Projects that have 51 per cent government of Nunavut funding require that a set percentage of Inuit workers be hired, under Nunavummi Nangminiqaqtunik Ikajutti policy.
Major projects in Iqaluit include the new Nunavut Court of Justice, the new Baffin Regional Hospital and a school.
"I was informed that this company was paying Inuit to sit at home, knowing full well that they were not going to be on the job," said Tootoo.
"They could show on paper that they were meeting their Inuit employment levels."

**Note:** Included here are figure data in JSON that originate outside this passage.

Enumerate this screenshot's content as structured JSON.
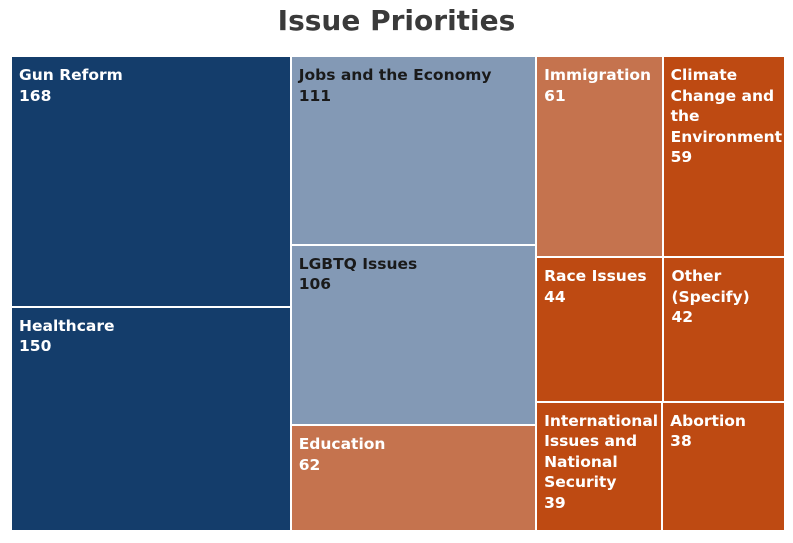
{
  "chart_data": {
    "type": "treemap",
    "title": "Issue Priorities",
    "groups": [
      {
        "color": "#143D6B",
        "text_color": "#ffffff",
        "items": [
          {
            "label": "Gun Reform",
            "value": 168
          },
          {
            "label": "Healthcare",
            "value": 150
          }
        ]
      },
      {
        "color": "#8399B5",
        "text_color": "#1a1a1a",
        "items": [
          {
            "label": "Jobs and the Economy",
            "value": 111
          },
          {
            "label": "LGBTQ Issues",
            "value": 106
          },
          {
            "label": "Education",
            "value": 62,
            "color": "#C5734E",
            "text_color": "#ffffff"
          }
        ]
      },
      {
        "color": "#BE4A12",
        "text_color": "#ffffff",
        "items": [
          {
            "label": "Immigration",
            "value": 61,
            "color": "#C5734E"
          },
          {
            "label": "Climate\nChange and\nthe\nEnvironment",
            "value": 59
          },
          {
            "label": "Race Issues",
            "value": 44
          },
          {
            "label": "Other\n(Specify)",
            "value": 42
          },
          {
            "label": "International\nIssues and\nNational\nSecurity",
            "value": 39
          },
          {
            "label": "Abortion",
            "value": 38
          }
        ]
      }
    ]
  }
}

Community and Government Services Minister Levinia Brown confirmed that her department will be investigating Tootoo's question.
"Our staff is investigating it, and once I have that report, it is important that the findings go back to the people," said Brown.
Tootoo asked the question, but doesn't have any evidence to back it up. "I know that the concern was raised to me, but I have no proof," said Tootoo.
When asked if they had been hiring Inuit workers to sit on their hands, a spokesperson with one company emphatically said no.
"Oh God, no, there's no way," said the spokesperson.
The issue of hiring Inuit workers was in front of the legislature the first week of the sitting as well. Sanajit Construction and their southern partner Clarke Builders of Edmonton were fined $58,000 for not meeting their quota.
They were required to hire 32 per cent Inuit labour, but only hired 25.71 per cent. They received $17 million to build the Kivalliq Health Centre in 2003.
That $58,000 fine eclipses the total of the two previous years. In 2003 and 2004, $14,000 in fines were handed out.